Muitos dos estudantes dos cursos de cinema no Porto que anteontem lotaram o Auditório de Serralves poderão vir a figurar num dos próximos filmes-documentário de Agnès Varda, que os captou numa demorada panorâmica no final da fabulosa "lição" que lhes proporcionara sobre a sua arte e a sua obra.
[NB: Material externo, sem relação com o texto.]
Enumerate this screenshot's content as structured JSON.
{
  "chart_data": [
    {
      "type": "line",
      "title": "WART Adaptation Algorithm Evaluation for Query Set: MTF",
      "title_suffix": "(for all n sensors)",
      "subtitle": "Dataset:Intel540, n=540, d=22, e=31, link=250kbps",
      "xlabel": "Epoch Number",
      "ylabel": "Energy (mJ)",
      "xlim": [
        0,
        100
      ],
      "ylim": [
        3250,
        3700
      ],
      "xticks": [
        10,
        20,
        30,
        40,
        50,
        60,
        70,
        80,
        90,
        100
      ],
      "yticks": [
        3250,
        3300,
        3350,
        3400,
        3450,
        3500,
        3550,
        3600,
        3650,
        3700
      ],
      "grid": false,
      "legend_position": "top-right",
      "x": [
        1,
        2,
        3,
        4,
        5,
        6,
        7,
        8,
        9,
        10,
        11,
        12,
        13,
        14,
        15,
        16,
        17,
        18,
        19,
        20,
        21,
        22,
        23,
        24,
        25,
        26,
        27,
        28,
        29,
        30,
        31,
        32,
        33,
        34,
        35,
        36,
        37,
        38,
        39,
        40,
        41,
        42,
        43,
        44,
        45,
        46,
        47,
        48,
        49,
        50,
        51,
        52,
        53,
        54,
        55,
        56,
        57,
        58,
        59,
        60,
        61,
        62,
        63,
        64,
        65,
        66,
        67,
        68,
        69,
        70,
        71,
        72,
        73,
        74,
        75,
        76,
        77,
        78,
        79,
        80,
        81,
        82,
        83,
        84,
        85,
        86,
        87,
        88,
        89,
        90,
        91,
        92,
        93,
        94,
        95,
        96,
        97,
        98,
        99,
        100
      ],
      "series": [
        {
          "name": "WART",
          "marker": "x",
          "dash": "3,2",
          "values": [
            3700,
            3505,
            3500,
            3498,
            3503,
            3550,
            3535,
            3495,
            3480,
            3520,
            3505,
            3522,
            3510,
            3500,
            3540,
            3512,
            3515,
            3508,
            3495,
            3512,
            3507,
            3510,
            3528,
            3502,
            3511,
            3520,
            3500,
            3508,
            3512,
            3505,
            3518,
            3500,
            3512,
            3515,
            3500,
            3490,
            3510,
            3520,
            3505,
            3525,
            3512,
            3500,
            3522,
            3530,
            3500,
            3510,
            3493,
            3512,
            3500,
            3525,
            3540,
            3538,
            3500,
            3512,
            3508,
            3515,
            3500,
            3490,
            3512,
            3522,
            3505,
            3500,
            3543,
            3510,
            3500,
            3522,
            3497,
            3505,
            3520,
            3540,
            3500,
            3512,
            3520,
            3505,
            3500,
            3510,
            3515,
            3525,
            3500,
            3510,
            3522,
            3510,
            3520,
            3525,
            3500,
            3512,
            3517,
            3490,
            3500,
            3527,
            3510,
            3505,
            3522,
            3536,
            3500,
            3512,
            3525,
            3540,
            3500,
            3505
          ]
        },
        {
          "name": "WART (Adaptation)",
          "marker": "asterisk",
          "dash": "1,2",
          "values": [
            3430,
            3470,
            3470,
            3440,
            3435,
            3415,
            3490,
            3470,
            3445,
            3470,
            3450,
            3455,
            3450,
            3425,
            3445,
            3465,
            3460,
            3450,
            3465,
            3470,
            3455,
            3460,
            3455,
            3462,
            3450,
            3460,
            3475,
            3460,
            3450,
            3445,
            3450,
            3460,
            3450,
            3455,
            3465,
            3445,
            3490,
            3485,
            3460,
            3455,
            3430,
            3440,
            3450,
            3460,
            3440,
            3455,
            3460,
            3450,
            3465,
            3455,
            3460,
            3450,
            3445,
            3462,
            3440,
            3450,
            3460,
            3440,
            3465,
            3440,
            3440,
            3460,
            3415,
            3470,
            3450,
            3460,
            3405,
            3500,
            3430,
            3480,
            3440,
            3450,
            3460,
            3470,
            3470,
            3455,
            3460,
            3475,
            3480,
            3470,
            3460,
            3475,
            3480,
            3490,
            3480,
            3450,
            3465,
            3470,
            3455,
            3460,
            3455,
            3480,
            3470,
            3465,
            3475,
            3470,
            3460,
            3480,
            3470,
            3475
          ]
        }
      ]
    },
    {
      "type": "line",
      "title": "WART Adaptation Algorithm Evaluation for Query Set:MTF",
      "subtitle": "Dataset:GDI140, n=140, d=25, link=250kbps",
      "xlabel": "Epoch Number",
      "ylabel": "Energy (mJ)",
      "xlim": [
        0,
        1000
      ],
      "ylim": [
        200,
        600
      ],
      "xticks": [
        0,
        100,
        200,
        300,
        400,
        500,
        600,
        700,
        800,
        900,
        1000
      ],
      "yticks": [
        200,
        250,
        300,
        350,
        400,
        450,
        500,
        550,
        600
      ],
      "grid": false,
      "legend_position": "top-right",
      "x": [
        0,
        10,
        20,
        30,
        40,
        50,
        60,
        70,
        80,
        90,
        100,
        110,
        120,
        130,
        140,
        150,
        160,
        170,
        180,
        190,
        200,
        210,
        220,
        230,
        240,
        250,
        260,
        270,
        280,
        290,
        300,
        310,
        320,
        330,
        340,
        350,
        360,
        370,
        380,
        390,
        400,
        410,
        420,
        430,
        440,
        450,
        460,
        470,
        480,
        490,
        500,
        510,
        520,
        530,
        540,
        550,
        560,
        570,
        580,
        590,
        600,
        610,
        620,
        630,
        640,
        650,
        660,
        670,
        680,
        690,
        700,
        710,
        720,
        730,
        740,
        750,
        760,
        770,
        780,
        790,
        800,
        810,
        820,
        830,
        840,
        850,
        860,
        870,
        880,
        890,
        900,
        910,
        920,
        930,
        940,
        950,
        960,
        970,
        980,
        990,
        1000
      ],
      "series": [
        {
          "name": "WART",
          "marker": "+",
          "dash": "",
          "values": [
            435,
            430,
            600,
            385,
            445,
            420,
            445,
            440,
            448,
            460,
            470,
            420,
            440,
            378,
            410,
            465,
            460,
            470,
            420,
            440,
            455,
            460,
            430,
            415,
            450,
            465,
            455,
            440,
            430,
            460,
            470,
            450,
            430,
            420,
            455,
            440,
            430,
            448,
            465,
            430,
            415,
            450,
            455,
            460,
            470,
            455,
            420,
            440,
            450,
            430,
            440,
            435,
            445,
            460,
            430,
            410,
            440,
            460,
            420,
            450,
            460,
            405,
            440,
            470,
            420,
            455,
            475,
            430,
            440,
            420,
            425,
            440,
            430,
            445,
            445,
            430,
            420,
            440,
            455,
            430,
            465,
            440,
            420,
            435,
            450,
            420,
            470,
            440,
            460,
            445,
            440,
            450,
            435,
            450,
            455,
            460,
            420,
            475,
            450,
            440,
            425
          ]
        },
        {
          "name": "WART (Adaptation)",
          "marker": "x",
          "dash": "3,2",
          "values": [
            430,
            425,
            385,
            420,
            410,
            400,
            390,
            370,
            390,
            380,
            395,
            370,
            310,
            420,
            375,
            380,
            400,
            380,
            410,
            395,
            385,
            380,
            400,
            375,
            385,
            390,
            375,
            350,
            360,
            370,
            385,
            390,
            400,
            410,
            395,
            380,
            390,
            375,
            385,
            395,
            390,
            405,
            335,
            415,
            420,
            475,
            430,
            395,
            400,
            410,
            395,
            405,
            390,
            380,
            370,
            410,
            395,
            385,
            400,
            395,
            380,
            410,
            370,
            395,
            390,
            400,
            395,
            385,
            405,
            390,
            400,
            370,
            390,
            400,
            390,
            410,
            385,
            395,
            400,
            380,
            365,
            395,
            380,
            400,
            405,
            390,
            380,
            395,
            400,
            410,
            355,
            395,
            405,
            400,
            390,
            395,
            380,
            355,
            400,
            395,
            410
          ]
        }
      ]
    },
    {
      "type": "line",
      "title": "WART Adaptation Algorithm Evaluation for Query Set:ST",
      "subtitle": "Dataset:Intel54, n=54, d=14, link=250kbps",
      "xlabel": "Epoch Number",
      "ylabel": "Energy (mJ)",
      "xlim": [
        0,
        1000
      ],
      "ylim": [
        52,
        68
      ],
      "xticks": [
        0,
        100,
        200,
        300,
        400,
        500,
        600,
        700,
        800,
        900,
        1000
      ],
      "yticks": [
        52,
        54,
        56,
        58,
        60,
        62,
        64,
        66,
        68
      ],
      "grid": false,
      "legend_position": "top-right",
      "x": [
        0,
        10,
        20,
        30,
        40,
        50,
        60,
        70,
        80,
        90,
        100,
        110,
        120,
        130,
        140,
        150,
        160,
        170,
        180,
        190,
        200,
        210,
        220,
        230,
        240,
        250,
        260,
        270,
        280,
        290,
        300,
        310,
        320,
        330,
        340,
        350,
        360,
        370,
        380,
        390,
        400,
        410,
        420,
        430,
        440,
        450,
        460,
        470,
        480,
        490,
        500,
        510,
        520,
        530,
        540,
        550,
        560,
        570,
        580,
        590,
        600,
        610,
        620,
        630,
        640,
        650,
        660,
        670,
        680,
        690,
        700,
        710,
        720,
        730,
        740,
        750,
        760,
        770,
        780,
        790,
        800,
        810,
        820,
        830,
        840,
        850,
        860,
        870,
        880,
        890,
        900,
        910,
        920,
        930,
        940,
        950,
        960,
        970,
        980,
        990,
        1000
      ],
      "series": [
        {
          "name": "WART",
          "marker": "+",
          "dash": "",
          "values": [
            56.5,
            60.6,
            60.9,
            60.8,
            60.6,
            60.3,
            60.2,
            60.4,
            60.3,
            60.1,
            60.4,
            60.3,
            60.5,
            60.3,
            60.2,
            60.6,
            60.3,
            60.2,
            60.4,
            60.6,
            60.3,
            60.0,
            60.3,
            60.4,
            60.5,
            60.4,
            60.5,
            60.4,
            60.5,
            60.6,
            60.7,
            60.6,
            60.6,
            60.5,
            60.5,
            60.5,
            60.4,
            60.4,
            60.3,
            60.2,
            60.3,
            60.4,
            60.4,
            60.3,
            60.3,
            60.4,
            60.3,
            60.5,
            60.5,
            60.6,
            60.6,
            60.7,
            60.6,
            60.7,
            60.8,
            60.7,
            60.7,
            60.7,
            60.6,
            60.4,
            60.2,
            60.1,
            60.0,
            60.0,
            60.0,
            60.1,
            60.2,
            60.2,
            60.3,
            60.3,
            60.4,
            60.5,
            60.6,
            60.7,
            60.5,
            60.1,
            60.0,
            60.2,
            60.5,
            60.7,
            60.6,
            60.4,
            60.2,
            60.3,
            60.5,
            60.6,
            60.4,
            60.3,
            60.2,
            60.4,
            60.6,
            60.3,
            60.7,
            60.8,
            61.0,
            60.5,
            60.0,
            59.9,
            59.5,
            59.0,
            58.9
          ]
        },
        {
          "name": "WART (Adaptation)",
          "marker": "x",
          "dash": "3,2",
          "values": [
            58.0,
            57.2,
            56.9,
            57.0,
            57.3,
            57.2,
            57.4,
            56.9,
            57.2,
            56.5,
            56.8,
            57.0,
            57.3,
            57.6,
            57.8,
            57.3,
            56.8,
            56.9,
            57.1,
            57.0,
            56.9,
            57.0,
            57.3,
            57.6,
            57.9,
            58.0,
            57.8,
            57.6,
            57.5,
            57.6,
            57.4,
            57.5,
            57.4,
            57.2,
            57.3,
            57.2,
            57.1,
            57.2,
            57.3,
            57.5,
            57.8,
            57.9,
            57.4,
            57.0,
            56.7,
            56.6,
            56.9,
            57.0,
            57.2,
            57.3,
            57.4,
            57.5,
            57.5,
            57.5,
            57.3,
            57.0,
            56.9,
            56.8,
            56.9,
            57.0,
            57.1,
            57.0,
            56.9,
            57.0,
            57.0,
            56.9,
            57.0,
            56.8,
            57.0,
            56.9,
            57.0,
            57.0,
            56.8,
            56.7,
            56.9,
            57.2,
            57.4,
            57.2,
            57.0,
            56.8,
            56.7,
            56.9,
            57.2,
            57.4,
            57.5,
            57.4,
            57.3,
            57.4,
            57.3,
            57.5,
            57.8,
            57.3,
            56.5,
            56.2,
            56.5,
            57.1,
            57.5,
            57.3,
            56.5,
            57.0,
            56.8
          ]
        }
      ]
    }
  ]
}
Quem certamente terá lugar reservado numa das novas "docu-ficções" da autora de As Praias de Agnès é Manoel de Oliveira, que a cineasta filmou repetidamente durante os dois dias em que esteve no Porto, no âmbito da Festa do Cinema Francês. Era "o mestre e a aluna", repetia Agnès Varda, de 81 anos, sempre que se referia à sua relação com o decano centenário dos cineastas.
Manoel de Oliveira retribuía com elogios e declarações de "admirador sem limites" da obra da sua colega belga. E invocou mesmo uma definição de Leonardo da Vinci sobre a música - "a estrutura do invisível" - para classificar os filmes de Varda como "a forma de mostrar o invisível, o que se esconde atrás das imagens".
Na sua longa mas nunca monótona conferência, Agnès Varda explicou que uma das motivações que a leva a filmar - como a fotografar ou, mais recentemente, a criar instalações - é o desejo de revelar "o mistério" do que fica fora do enquadramento do ecrã ou da fotografia. "Os filmes mais interessantes são os que revelam o que acontece para além daquilo que se vê. Do mesmo modo que, por detrás de um diálogo, se percebe que há sempre um não-dito que tem importância", explicou.